The sounds, which are full of minor drama, are intrinsic to the action and the place.The effect in such eerie moments as the opening of the grave or the passage of whispered conversation between the boy and the Negro in the jail cannot be expressed in mere language. Most conspicuously, the director has shunned "mood music" throughout his films. He has placed his principal characters in stunning relation to crowds, and he has searched their expressive faces in striking close-ups for key effects. Faulkner's book-he has photographed most of his picture right there in that genuine locale with a sharpness of realistic detail that has staggering fidelity. Taking his cast and his cameras down to Oxford, Miss., itself-the town frankly acknowledged as the "Jefferson" of Mr. It is a drama of fateful decisions by a young lawyer in the town, a drama of the quiet determination of an old lady who believes in doing "right." And particularly, it is the drama of a proud, noble, arrogant Negro man who would rather be lynched in fiery torture than surrender his stolid dignity.If these sound like large illuminations to be accomplished upon the screen in the course of a ninety-minute picture that is also action-crammed, you may find the attesting explanation in Mr. It is a drama of the torturing tensions within a 16-year-old white boy who hates, yet admires, the doughty Negro whose innocent life is at stake. And it is also, strictly on the surface, a story of shrewd detective work by a young Southern lawyer and a Sheriff in tracing a callous murderer.But, essentially, this is a drama of the merciless wrench and strain of attitudes and emotions in a handful of people in a Southern town who react to the terrible dilemma that the crisis of the Negro presents. On the surface, it is a story of a desperate and courageous attempt to save an innocent Negro from lynching at the hands of a mob-a story of how three people, an old lady and two frightened boys, open a grave at midnight and find the evidence that helps to save the man. Brown has put upon the screen is as solemn and spooky a mystery as you'll ever want to see, powerfully pieced together out of incidents of the most electric sort.

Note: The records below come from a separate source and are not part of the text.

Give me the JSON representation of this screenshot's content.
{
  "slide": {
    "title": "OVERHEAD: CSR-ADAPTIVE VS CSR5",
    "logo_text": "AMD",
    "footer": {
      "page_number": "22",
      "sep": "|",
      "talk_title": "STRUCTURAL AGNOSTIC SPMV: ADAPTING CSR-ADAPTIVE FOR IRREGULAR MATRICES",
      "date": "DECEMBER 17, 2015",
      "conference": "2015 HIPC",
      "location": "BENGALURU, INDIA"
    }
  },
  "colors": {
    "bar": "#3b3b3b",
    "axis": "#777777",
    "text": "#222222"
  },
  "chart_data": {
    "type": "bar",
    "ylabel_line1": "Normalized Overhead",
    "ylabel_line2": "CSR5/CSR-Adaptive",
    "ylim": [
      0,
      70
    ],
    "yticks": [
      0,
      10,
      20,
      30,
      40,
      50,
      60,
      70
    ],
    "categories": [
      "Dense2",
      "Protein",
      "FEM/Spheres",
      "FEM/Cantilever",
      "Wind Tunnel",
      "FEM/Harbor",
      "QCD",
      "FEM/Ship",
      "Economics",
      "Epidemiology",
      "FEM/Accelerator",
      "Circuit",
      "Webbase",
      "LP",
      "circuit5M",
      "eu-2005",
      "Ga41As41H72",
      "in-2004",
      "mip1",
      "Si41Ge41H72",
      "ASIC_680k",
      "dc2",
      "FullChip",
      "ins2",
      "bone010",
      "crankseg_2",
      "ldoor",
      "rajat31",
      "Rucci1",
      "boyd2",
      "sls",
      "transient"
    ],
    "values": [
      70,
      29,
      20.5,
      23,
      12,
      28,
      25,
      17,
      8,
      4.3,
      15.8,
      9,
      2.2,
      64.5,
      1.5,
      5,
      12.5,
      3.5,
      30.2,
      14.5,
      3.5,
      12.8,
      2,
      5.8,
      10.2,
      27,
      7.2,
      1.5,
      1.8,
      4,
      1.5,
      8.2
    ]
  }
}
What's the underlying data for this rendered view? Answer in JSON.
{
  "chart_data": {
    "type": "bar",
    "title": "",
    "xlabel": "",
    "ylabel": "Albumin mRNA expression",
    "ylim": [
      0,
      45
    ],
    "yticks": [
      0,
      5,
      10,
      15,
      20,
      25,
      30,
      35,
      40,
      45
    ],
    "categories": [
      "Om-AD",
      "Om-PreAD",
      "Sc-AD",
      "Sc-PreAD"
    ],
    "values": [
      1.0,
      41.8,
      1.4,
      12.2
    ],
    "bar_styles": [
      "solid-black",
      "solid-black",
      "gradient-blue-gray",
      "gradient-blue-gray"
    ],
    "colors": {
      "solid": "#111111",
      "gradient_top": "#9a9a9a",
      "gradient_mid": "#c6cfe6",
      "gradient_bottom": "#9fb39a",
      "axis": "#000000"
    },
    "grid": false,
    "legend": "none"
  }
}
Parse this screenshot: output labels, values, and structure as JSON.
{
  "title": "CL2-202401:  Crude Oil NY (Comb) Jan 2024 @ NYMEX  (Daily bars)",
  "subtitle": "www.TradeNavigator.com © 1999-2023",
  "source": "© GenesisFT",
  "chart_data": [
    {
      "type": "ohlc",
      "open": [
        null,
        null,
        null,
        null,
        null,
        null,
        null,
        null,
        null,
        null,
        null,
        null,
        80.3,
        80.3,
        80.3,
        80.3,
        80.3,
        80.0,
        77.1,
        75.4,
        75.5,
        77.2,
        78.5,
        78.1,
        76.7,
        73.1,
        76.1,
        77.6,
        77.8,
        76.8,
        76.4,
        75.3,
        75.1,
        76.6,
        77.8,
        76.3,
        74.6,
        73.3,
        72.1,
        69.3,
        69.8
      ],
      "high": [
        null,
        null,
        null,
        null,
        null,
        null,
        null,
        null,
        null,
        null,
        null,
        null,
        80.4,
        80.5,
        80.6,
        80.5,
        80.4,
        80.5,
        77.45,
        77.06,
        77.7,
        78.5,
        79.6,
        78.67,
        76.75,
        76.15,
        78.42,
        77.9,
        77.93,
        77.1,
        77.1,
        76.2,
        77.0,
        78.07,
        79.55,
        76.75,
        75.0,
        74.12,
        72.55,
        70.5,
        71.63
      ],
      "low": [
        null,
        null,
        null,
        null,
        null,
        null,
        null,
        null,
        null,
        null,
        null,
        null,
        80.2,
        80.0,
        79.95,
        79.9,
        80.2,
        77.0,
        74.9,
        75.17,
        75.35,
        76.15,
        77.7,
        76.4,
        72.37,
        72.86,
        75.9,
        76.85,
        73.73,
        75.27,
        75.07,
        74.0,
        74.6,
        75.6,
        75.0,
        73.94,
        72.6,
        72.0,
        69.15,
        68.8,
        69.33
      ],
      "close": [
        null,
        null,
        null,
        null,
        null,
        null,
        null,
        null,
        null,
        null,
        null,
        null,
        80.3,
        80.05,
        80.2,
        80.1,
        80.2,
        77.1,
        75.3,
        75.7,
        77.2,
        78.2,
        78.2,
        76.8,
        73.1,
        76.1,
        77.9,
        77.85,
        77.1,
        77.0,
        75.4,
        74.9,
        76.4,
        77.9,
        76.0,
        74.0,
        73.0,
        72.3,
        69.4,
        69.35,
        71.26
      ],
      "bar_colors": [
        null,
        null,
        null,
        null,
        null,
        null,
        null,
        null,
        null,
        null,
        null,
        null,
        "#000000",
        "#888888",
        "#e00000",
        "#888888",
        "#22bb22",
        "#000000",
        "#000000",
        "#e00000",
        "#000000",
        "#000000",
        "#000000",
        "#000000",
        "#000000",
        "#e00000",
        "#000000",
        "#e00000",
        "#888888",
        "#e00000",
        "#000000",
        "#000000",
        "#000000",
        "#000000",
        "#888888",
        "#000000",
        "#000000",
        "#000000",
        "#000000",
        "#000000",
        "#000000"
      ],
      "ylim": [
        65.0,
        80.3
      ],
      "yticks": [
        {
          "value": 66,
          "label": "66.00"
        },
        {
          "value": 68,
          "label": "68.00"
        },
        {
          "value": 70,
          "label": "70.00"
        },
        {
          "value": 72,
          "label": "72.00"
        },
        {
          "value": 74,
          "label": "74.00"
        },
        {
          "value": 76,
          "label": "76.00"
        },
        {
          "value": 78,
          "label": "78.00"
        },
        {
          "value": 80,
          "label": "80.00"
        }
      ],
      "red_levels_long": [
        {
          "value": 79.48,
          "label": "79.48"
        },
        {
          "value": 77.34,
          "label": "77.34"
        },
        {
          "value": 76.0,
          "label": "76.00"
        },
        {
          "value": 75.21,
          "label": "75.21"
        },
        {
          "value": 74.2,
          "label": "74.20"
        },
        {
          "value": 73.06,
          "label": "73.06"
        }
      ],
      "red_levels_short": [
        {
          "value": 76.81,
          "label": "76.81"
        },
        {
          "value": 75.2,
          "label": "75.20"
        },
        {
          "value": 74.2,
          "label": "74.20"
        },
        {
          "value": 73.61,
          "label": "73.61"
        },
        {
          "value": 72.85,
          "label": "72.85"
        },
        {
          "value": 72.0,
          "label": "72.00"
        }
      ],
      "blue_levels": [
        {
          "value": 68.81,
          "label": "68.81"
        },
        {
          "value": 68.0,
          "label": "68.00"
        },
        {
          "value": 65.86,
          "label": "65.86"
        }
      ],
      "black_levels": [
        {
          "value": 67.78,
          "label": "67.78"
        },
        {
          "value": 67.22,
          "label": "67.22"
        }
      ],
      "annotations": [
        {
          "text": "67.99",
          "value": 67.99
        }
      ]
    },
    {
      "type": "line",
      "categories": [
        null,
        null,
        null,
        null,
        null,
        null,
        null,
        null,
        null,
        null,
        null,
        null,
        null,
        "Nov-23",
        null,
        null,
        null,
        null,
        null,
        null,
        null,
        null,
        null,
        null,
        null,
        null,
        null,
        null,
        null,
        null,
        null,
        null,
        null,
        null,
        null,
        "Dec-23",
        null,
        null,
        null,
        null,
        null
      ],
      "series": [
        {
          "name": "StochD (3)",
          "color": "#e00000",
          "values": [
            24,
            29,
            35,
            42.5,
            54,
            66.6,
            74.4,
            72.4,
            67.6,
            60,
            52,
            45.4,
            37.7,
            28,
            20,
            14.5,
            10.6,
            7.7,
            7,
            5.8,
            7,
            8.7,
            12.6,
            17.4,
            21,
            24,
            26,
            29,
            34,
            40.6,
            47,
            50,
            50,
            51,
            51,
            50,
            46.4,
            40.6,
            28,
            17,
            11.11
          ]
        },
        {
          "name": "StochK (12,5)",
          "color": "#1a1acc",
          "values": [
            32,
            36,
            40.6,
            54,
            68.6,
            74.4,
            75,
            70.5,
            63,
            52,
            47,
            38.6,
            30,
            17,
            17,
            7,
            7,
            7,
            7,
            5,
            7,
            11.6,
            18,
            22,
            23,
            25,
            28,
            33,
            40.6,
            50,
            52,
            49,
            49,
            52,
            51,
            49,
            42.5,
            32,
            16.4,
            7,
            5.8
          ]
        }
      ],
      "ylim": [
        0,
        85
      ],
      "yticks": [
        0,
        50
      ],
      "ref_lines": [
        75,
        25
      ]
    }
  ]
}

intruder in the dust movie intruder in the dust movie

As a matter of fact, the deeper meanings might be utterly missed by some who should still find this film a creeping "thriller" that will turn them, temporarily, to stone.And this is because the story Ben Maddow has expertly derived from Mr. And without one moment's hesitation, this corner, still shaking, proclaims that it is probably this year's pre-eminent picture and one of the great cinema dramas of our times.For here, at last, is a picture that slashes right down to the core of the complex of racial resentments and social divisions in the South-which cosmically mocks the hollow pretense of "white supremacy"-and does it in terms of visual action and realistic drama at its best. Under the title of the novel, it opened at the Mayfair yesterday. Out of the mordant material of William Faulkner's "Intruder in the Dust," which told a savage story of an averted lynching in a sleepy Southern town, Producer-Director Clarence Brown has made a brilliant stirring film.